I would have to wait until 1999, when I bought the uncut US version on DVD, to see the film in it's entirety. And when I did it was like watching a brand new movie.

Casey Ryback, now the head chef of the Mile High Cafe in Denver, had retired from the Navy but still works for the government doing the odd secret mission here and there. When his brother is killed in a plane crash he takes his niece Sarah (the lurvley Katherine Hiegl) on a trip to LA on the Grand Continental, but that particular train just so happens to be hijacked by crazed computer genius Travis Dane and his band of menacing mercenaries featuring dead-eyed Everett McGill and the sleazy Peter Greene. He has a beef with the government and is only too happy to use his skills to blow the Pentagon off the face of the Earth and collect a nice paycheck from the Saudis.

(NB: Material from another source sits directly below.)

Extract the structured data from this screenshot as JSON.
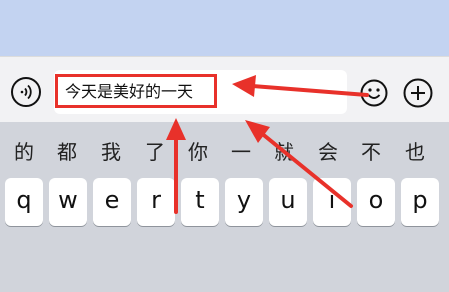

Luckily for Ryback, he was momentarily absent when the hostages were rounded up as he nipped into the kitchen to bake a cake. He teams up with naive porter Bobby Zachs (Morris Chestnut, bringing life to an otherwise ordinary sidekick role) and begins his skulking, lurking mission through the shadows and voids of the train to pull the brake and free the hostages. Do these nasty people really think that they stand a chance against Ryback's awesome power and apparent invincibility? Sit back and watch them get annihilated with a variety of improvised mêlée weapons and other gruesome tools.

The train is a better setting than the boat. This time instead of a plain black backdrop we've got lots of pretty scenery and the constant forward motion of the loco gives the movie a nice momentum. Basil Poledouris' score soars miles above Gary Chang's bland notes of the first one and it honestly ends up being one of the best scores ever and a perfect example of how action music ought to be. And don't worry about this one being slow as the first. Under Siege 2 is edited so quickly that coherence is almost lost. You have to pay quick attention and perhaps watch the film a few times just to catch everything.

The comic-book nature of the plot, the cliffhanger feel of the ever-escalating mayhem and cartoonish villains might normally result in a campy movie but Under Siege 2 is as hardcore and sadistic and mean-spirited as the come. That's probably the reason the BBFC chose to cut it, claiming that it featured 'gloating and pervasive violence'. Well, I never found it to be that evil, just entertaining. Which is why I don't like narrow-minded institutions telling me what I can and cannot watch.

No one could possibly have a bad time watching this film (unless it's the UK version) and if you've had enough of Shane Meadows doing pretentious black and white stuff or Keira Knightely in a frock to last you a lifetime then the brainless and breathtaking action of Under Siege 2 is just what you need.

The Blu Ray features a 1.85:1 1080p transfer that is a vast improvement on the DVD. The sky is bluer the explosions are more colorful and the depth of the photography has a lot more clarity. Unfortunately Warner have only given us a regular Dolby Digital soundtrack, which is strange since they gave Eraser [Blu-ray], The Gauntlet [Blu-ray] and Outbreak [Blu-ray] brand new Dolby TrueHD remasters. A real shame, but the sound design of the film is lively enough to satisfy anyway. Only a bunch of trailers are included as extras.